Modeled P&L at expiration across a range of underlying prices for the collar on VTWO. Each row is one sampled price point from the computed payoff curve; the full curve uses 200 price points internally before being summarized into 10 rows here.

Underlying Price% From SpotP&L at Expiration
$0.01-100.0%-$568.50
$24.86-77.9%-$568.50
$49.72-55.8%-$568.50
$74.57-33.7%-$568.50
$99.42-11.6%-$568.50
$124.28+10.6%+$731.50
$149.13+32.7%+$731.50
$173.98+54.8%+$731.50
$198.84+76.9%+$731.50
$223.69+99.0%+$731.50

When traders use collar on VTWO

Collars on VTWO hedge an existing long VTWO etf position; the long put sets a floor while the short call finances it, often run as a near-zero-cost hedge during expected volatility windows.

VTWO thesis for this collar

The market-implied 1-standard-deviation range for VTWO extends from approximately $103.81 on the downside to $121.01 on the upside.
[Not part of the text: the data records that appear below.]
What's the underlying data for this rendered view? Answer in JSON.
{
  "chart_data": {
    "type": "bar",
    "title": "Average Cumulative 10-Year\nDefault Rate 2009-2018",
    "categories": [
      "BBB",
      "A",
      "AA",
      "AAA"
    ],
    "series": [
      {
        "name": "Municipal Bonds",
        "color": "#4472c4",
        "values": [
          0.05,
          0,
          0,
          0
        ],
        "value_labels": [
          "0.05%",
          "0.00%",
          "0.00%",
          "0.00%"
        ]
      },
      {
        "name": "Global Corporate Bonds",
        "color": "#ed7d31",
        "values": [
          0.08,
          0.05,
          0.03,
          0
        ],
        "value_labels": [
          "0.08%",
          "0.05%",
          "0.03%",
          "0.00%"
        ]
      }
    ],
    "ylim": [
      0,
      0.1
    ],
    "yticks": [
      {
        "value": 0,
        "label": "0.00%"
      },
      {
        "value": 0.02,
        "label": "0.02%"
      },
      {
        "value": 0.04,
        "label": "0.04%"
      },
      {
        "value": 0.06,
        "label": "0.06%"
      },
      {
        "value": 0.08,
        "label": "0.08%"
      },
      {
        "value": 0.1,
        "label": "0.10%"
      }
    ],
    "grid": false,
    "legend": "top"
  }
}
A VTWO collar hedges an existing long VTWO position with a protective put while financing the put cost via a short call; when the premiums roughly offset, the collar acts as a near-zero-cost insurance band around the current spot. Current VTWO IV rank near 51.64% is mid-range against its 1-year distribution, so the IV signal is neutral; the collar thesis on VTWO should anchor more to the directional view and the expected-move geometry. As a Financial Services name, VTWO options can move on sector-level news flow (peer earnings, regulatory updates, industry-specific macro data) in addition to VTWO-specific events.
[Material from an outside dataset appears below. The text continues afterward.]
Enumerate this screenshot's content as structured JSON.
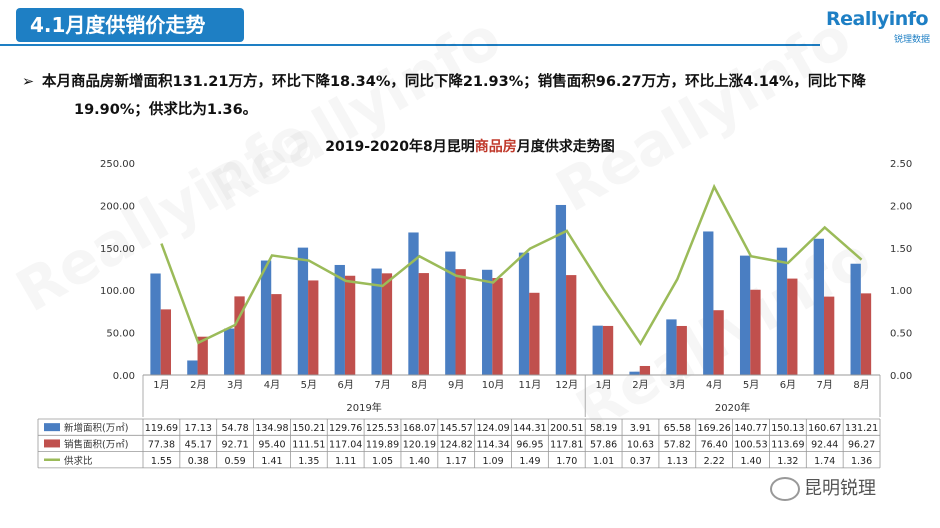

VTWO collar positions are structurally neutral (protective); the modeled P&L assumes European-style exercise at expiration and ignores early assignment, transaction costs, dividends paid before expiry on the stock leg (when present), and the bid-ask spread on the listed chain. VTWO positions also carry Financial Services sector concentration risk; news flow inside the sector (peer earnings, regulatory shifts, supply-chain headlines) can move VTWO alongside the broader basket even when VTWO-specific fundamentals are unchanged. Always rebuild the position from current VTWO chain quotes before placing a trade.
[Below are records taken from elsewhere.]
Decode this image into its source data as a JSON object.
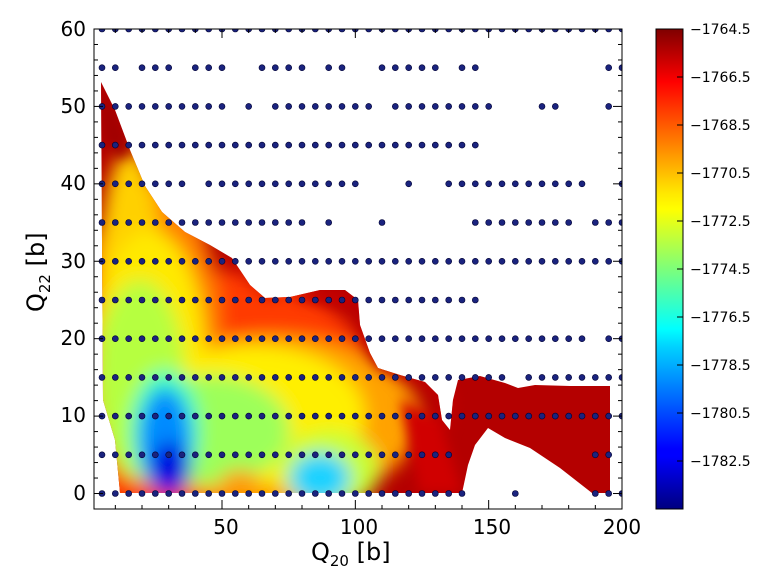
{
  "chart_data": {
    "type": "contour",
    "xlabel": "Q",
    "xlabel_sub": "20",
    "xlabel_unit": " [b]",
    "ylabel": "Q",
    "ylabel_sub": "22",
    "ylabel_unit": " [b]",
    "xlim": [
      2,
      200
    ],
    "ylim": [
      -2,
      60
    ],
    "xticks": [
      50,
      100,
      150,
      200
    ],
    "xtick_labels": [
      "50",
      "100",
      "150",
      "200"
    ],
    "yticks": [
      0,
      10,
      20,
      30,
      40,
      50,
      60
    ],
    "ytick_labels": [
      "0",
      "10",
      "20",
      "30",
      "40",
      "50",
      "60"
    ],
    "colorbar": {
      "colormap": "jet",
      "range": [
        -1784.5,
        -1764.5
      ],
      "ticks": [
        -1764.5,
        -1766.5,
        -1768.5,
        -1770.5,
        -1772.5,
        -1774.5,
        -1776.5,
        -1778.5,
        -1780.5,
        -1782.5
      ],
      "tick_labels": [
        "−1764.5",
        "−1766.5",
        "−1768.5",
        "−1770.5",
        "−1772.5",
        "−1774.5",
        "−1776.5",
        "−1778.5",
        "−1780.5",
        "−1782.5"
      ]
    },
    "minima": [
      {
        "x": 30,
        "y": 3,
        "value": -1784.0
      },
      {
        "x": 86,
        "y": 1,
        "value": -1779.0
      },
      {
        "x": 55,
        "y": 1,
        "value": -1774.0
      }
    ],
    "point_color": "#1a237e",
    "calculated_points": [
      [
        5,
        60
      ],
      [
        10,
        60
      ],
      [
        15,
        60
      ],
      [
        20,
        60
      ],
      [
        25,
        60
      ],
      [
        30,
        60
      ],
      [
        35,
        60
      ],
      [
        40,
        60
      ],
      [
        45,
        60
      ],
      [
        50,
        60
      ],
      [
        55,
        60
      ],
      [
        60,
        60
      ],
      [
        65,
        60
      ],
      [
        70,
        60
      ],
      [
        75,
        60
      ],
      [
        80,
        60
      ],
      [
        85,
        60
      ],
      [
        90,
        60
      ],
      [
        95,
        60
      ],
      [
        100,
        60
      ],
      [
        105,
        60
      ],
      [
        110,
        60
      ],
      [
        115,
        60
      ],
      [
        120,
        60
      ],
      [
        125,
        60
      ],
      [
        130,
        60
      ],
      [
        135,
        60
      ],
      [
        140,
        60
      ],
      [
        145,
        60
      ],
      [
        150,
        60
      ],
      [
        155,
        60
      ],
      [
        160,
        60
      ],
      [
        165,
        60
      ],
      [
        170,
        60
      ],
      [
        175,
        60
      ],
      [
        180,
        60
      ],
      [
        185,
        60
      ],
      [
        190,
        60
      ],
      [
        195,
        60
      ],
      [
        200,
        60
      ],
      [
        5,
        55
      ],
      [
        10,
        55
      ],
      [
        20,
        55
      ],
      [
        25,
        55
      ],
      [
        30,
        55
      ],
      [
        40,
        55
      ],
      [
        45,
        55
      ],
      [
        50,
        55
      ],
      [
        65,
        55
      ],
      [
        70,
        55
      ],
      [
        75,
        55
      ],
      [
        80,
        55
      ],
      [
        90,
        55
      ],
      [
        95,
        55
      ],
      [
        110,
        55
      ],
      [
        115,
        55
      ],
      [
        120,
        55
      ],
      [
        125,
        55
      ],
      [
        130,
        55
      ],
      [
        140,
        55
      ],
      [
        145,
        55
      ],
      [
        195,
        55
      ],
      [
        200,
        55
      ],
      [
        5,
        50
      ],
      [
        10,
        50
      ],
      [
        15,
        50
      ],
      [
        20,
        50
      ],
      [
        25,
        50
      ],
      [
        30,
        50
      ],
      [
        35,
        50
      ],
      [
        40,
        50
      ],
      [
        45,
        50
      ],
      [
        50,
        50
      ],
      [
        60,
        50
      ],
      [
        70,
        50
      ],
      [
        75,
        50
      ],
      [
        80,
        50
      ],
      [
        85,
        50
      ],
      [
        90,
        50
      ],
      [
        95,
        50
      ],
      [
        100,
        50
      ],
      [
        105,
        50
      ],
      [
        115,
        50
      ],
      [
        120,
        50
      ],
      [
        125,
        50
      ],
      [
        130,
        50
      ],
      [
        135,
        50
      ],
      [
        140,
        50
      ],
      [
        145,
        50
      ],
      [
        150,
        50
      ],
      [
        170,
        50
      ],
      [
        175,
        50
      ],
      [
        195,
        50
      ],
      [
        5,
        45
      ],
      [
        10,
        45
      ],
      [
        15,
        45
      ],
      [
        20,
        45
      ],
      [
        25,
        45
      ],
      [
        30,
        45
      ],
      [
        35,
        45
      ],
      [
        40,
        45
      ],
      [
        45,
        45
      ],
      [
        50,
        45
      ],
      [
        55,
        45
      ],
      [
        60,
        45
      ],
      [
        65,
        45
      ],
      [
        70,
        45
      ],
      [
        75,
        45
      ],
      [
        80,
        45
      ],
      [
        85,
        45
      ],
      [
        90,
        45
      ],
      [
        95,
        45
      ],
      [
        100,
        45
      ],
      [
        105,
        45
      ],
      [
        110,
        45
      ],
      [
        115,
        45
      ],
      [
        120,
        45
      ],
      [
        125,
        45
      ],
      [
        130,
        45
      ],
      [
        135,
        45
      ],
      [
        140,
        45
      ],
      [
        145,
        45
      ],
      [
        5,
        40
      ],
      [
        10,
        40
      ],
      [
        15,
        40
      ],
      [
        20,
        40
      ],
      [
        25,
        40
      ],
      [
        30,
        40
      ],
      [
        35,
        40
      ],
      [
        45,
        40
      ],
      [
        50,
        40
      ],
      [
        55,
        40
      ],
      [
        60,
        40
      ],
      [
        65,
        40
      ],
      [
        70,
        40
      ],
      [
        75,
        40
      ],
      [
        80,
        40
      ],
      [
        85,
        40
      ],
      [
        90,
        40
      ],
      [
        95,
        40
      ],
      [
        100,
        40
      ],
      [
        120,
        40
      ],
      [
        135,
        40
      ],
      [
        140,
        40
      ],
      [
        145,
        40
      ],
      [
        150,
        40
      ],
      [
        155,
        40
      ],
      [
        160,
        40
      ],
      [
        165,
        40
      ],
      [
        170,
        40
      ],
      [
        175,
        40
      ],
      [
        180,
        40
      ],
      [
        185,
        40
      ],
      [
        200,
        40
      ],
      [
        5,
        35
      ],
      [
        10,
        35
      ],
      [
        15,
        35
      ],
      [
        20,
        35
      ],
      [
        25,
        35
      ],
      [
        30,
        35
      ],
      [
        35,
        35
      ],
      [
        40,
        35
      ],
      [
        45,
        35
      ],
      [
        50,
        35
      ],
      [
        55,
        35
      ],
      [
        60,
        35
      ],
      [
        65,
        35
      ],
      [
        70,
        35
      ],
      [
        75,
        35
      ],
      [
        80,
        35
      ],
      [
        90,
        35
      ],
      [
        110,
        35
      ],
      [
        145,
        35
      ],
      [
        150,
        35
      ],
      [
        155,
        35
      ],
      [
        160,
        35
      ],
      [
        165,
        35
      ],
      [
        170,
        35
      ],
      [
        175,
        35
      ],
      [
        180,
        35
      ],
      [
        190,
        35
      ],
      [
        195,
        35
      ],
      [
        200,
        35
      ],
      [
        5,
        30
      ],
      [
        10,
        30
      ],
      [
        15,
        30
      ],
      [
        20,
        30
      ],
      [
        25,
        30
      ],
      [
        30,
        30
      ],
      [
        35,
        30
      ],
      [
        40,
        30
      ],
      [
        45,
        30
      ],
      [
        50,
        30
      ],
      [
        55,
        30
      ],
      [
        60,
        30
      ],
      [
        65,
        30
      ],
      [
        70,
        30
      ],
      [
        75,
        30
      ],
      [
        80,
        30
      ],
      [
        85,
        30
      ],
      [
        90,
        30
      ],
      [
        95,
        30
      ],
      [
        100,
        30
      ],
      [
        105,
        30
      ],
      [
        110,
        30
      ],
      [
        115,
        30
      ],
      [
        120,
        30
      ],
      [
        125,
        30
      ],
      [
        130,
        30
      ],
      [
        135,
        30
      ],
      [
        140,
        30
      ],
      [
        145,
        30
      ],
      [
        150,
        30
      ],
      [
        155,
        30
      ],
      [
        160,
        30
      ],
      [
        165,
        30
      ],
      [
        170,
        30
      ],
      [
        175,
        30
      ],
      [
        180,
        30
      ],
      [
        185,
        30
      ],
      [
        190,
        30
      ],
      [
        195,
        30
      ],
      [
        200,
        30
      ],
      [
        5,
        25
      ],
      [
        10,
        25
      ],
      [
        15,
        25
      ],
      [
        20,
        25
      ],
      [
        25,
        25
      ],
      [
        30,
        25
      ],
      [
        35,
        25
      ],
      [
        40,
        25
      ],
      [
        45,
        25
      ],
      [
        50,
        25
      ],
      [
        55,
        25
      ],
      [
        60,
        25
      ],
      [
        65,
        25
      ],
      [
        70,
        25
      ],
      [
        75,
        25
      ],
      [
        80,
        25
      ],
      [
        85,
        25
      ],
      [
        90,
        25
      ],
      [
        95,
        25
      ],
      [
        100,
        25
      ],
      [
        105,
        25
      ],
      [
        110,
        25
      ],
      [
        115,
        25
      ],
      [
        120,
        25
      ],
      [
        125,
        25
      ],
      [
        130,
        25
      ],
      [
        135,
        25
      ],
      [
        140,
        25
      ],
      [
        145,
        25
      ],
      [
        5,
        20
      ],
      [
        10,
        20
      ],
      [
        15,
        20
      ],
      [
        20,
        20
      ],
      [
        25,
        20
      ],
      [
        30,
        20
      ],
      [
        35,
        20
      ],
      [
        40,
        20
      ],
      [
        45,
        20
      ],
      [
        50,
        20
      ],
      [
        55,
        20
      ],
      [
        60,
        20
      ],
      [
        65,
        20
      ],
      [
        70,
        20
      ],
      [
        75,
        20
      ],
      [
        80,
        20
      ],
      [
        85,
        20
      ],
      [
        90,
        20
      ],
      [
        95,
        20
      ],
      [
        100,
        20
      ],
      [
        105,
        20
      ],
      [
        110,
        20
      ],
      [
        115,
        20
      ],
      [
        120,
        20
      ],
      [
        125,
        20
      ],
      [
        130,
        20
      ],
      [
        135,
        20
      ],
      [
        140,
        20
      ],
      [
        145,
        20
      ],
      [
        150,
        20
      ],
      [
        155,
        20
      ],
      [
        160,
        20
      ],
      [
        165,
        20
      ],
      [
        170,
        20
      ],
      [
        175,
        20
      ],
      [
        180,
        20
      ],
      [
        185,
        20
      ],
      [
        195,
        20
      ],
      [
        200,
        20
      ],
      [
        5,
        15
      ],
      [
        10,
        15
      ],
      [
        15,
        15
      ],
      [
        20,
        15
      ],
      [
        25,
        15
      ],
      [
        30,
        15
      ],
      [
        35,
        15
      ],
      [
        40,
        15
      ],
      [
        45,
        15
      ],
      [
        50,
        15
      ],
      [
        55,
        15
      ],
      [
        60,
        15
      ],
      [
        65,
        15
      ],
      [
        70,
        15
      ],
      [
        75,
        15
      ],
      [
        80,
        15
      ],
      [
        85,
        15
      ],
      [
        90,
        15
      ],
      [
        95,
        15
      ],
      [
        100,
        15
      ],
      [
        105,
        15
      ],
      [
        110,
        15
      ],
      [
        115,
        15
      ],
      [
        120,
        15
      ],
      [
        125,
        15
      ],
      [
        130,
        15
      ],
      [
        135,
        15
      ],
      [
        140,
        15
      ],
      [
        145,
        15
      ],
      [
        150,
        15
      ],
      [
        155,
        15
      ],
      [
        165,
        15
      ],
      [
        170,
        15
      ],
      [
        175,
        15
      ],
      [
        180,
        15
      ],
      [
        185,
        15
      ],
      [
        190,
        15
      ],
      [
        195,
        15
      ],
      [
        200,
        15
      ],
      [
        5,
        10
      ],
      [
        10,
        10
      ],
      [
        15,
        10
      ],
      [
        20,
        10
      ],
      [
        25,
        10
      ],
      [
        30,
        10
      ],
      [
        35,
        10
      ],
      [
        40,
        10
      ],
      [
        45,
        10
      ],
      [
        50,
        10
      ],
      [
        55,
        10
      ],
      [
        60,
        10
      ],
      [
        65,
        10
      ],
      [
        70,
        10
      ],
      [
        75,
        10
      ],
      [
        80,
        10
      ],
      [
        85,
        10
      ],
      [
        90,
        10
      ],
      [
        95,
        10
      ],
      [
        100,
        10
      ],
      [
        105,
        10
      ],
      [
        110,
        10
      ],
      [
        115,
        10
      ],
      [
        120,
        10
      ],
      [
        125,
        10
      ],
      [
        130,
        10
      ],
      [
        135,
        10
      ],
      [
        140,
        10
      ],
      [
        145,
        10
      ],
      [
        150,
        10
      ],
      [
        155,
        10
      ],
      [
        160,
        10
      ],
      [
        165,
        10
      ],
      [
        170,
        10
      ],
      [
        175,
        10
      ],
      [
        180,
        10
      ],
      [
        185,
        10
      ],
      [
        190,
        10
      ],
      [
        195,
        10
      ],
      [
        200,
        10
      ],
      [
        5,
        5
      ],
      [
        10,
        5
      ],
      [
        15,
        5
      ],
      [
        20,
        5
      ],
      [
        25,
        5
      ],
      [
        30,
        5
      ],
      [
        35,
        5
      ],
      [
        40,
        5
      ],
      [
        45,
        5
      ],
      [
        50,
        5
      ],
      [
        55,
        5
      ],
      [
        60,
        5
      ],
      [
        65,
        5
      ],
      [
        70,
        5
      ],
      [
        75,
        5
      ],
      [
        80,
        5
      ],
      [
        85,
        5
      ],
      [
        90,
        5
      ],
      [
        95,
        5
      ],
      [
        100,
        5
      ],
      [
        105,
        5
      ],
      [
        110,
        5
      ],
      [
        115,
        5
      ],
      [
        120,
        5
      ],
      [
        125,
        5
      ],
      [
        130,
        5
      ],
      [
        135,
        5
      ],
      [
        190,
        5
      ],
      [
        195,
        5
      ],
      [
        5,
        0
      ],
      [
        10,
        0
      ],
      [
        15,
        0
      ],
      [
        20,
        0
      ],
      [
        25,
        0
      ],
      [
        30,
        0
      ],
      [
        35,
        0
      ],
      [
        40,
        0
      ],
      [
        45,
        0
      ],
      [
        50,
        0
      ],
      [
        55,
        0
      ],
      [
        60,
        0
      ],
      [
        65,
        0
      ],
      [
        70,
        0
      ],
      [
        75,
        0
      ],
      [
        80,
        0
      ],
      [
        85,
        0
      ],
      [
        90,
        0
      ],
      [
        95,
        0
      ],
      [
        100,
        0
      ],
      [
        105,
        0
      ],
      [
        110,
        0
      ],
      [
        115,
        0
      ],
      [
        120,
        0
      ],
      [
        125,
        0
      ],
      [
        130,
        0
      ],
      [
        135,
        0
      ],
      [
        140,
        0
      ],
      [
        160,
        0
      ],
      [
        190,
        0
      ],
      [
        195,
        0
      ],
      [
        200,
        0
      ]
    ]
  }
}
Frequently asked questions

What is a collar on VTWO?
A collar on VTWO is the collar strategy applied to VTWO (etf). The strategy is structurally neutral (protective): A collar pairs long stock with a protective out-of-the-money put financed by a short out-of-the-money call, capping both tails of the position around the current spot. With VTWO etf trading near $112.41, the strikes shown on this page are snapped to the nearest listed VTWO chain strike and the premiums come straight from the end-of-day bid/ask midpoint.
How are VTWO collar max profit and max loss calculated?
Max profit roughly equals short-call strike minus cost basis plus net premium; max loss roughly equals cost basis minus long-put strike minus net premium. Breakeven shifts by the net premium. For the VTWO collar priced from the end-of-day chain at a 30-day expiry (ATM IV 26.70%), the computed maximum profit is $731.50 per contract and the computed maximum loss is -$568.50 per contract. Live intraday quotes will differ as the chain moves through the trading session.
What is the breakeven for a VTWO collar?
The breakeven for the VTWO collar priced on this page is roughly $112.69 at expiration, derived from end-of-day chain premiums. Breakeven is the underlying price at which the strategy's P&L crosses zero ignoring transaction costs and assignment risk. The current VTWO market-implied 1-standard-deviation expected move is approximately 7.65%; if the move sits well outside the breakeven distance, the structure's risk-reward becomes correspondingly tighter.
When should you consider a collar on VTWO?
Collars on VTWO hedge an existing long VTWO etf position; the long put sets a floor while the short call finances it, often run as a near-zero-cost hedge during expected volatility windows.
How does current VTWO implied volatility affect this collar?
VTWO ATM IV is at 26.70% with IV rank near 51.64%, which is mid-range against its 1-year history. Strategy selection depends more on directional thesis and expected move than on a strong IV signal.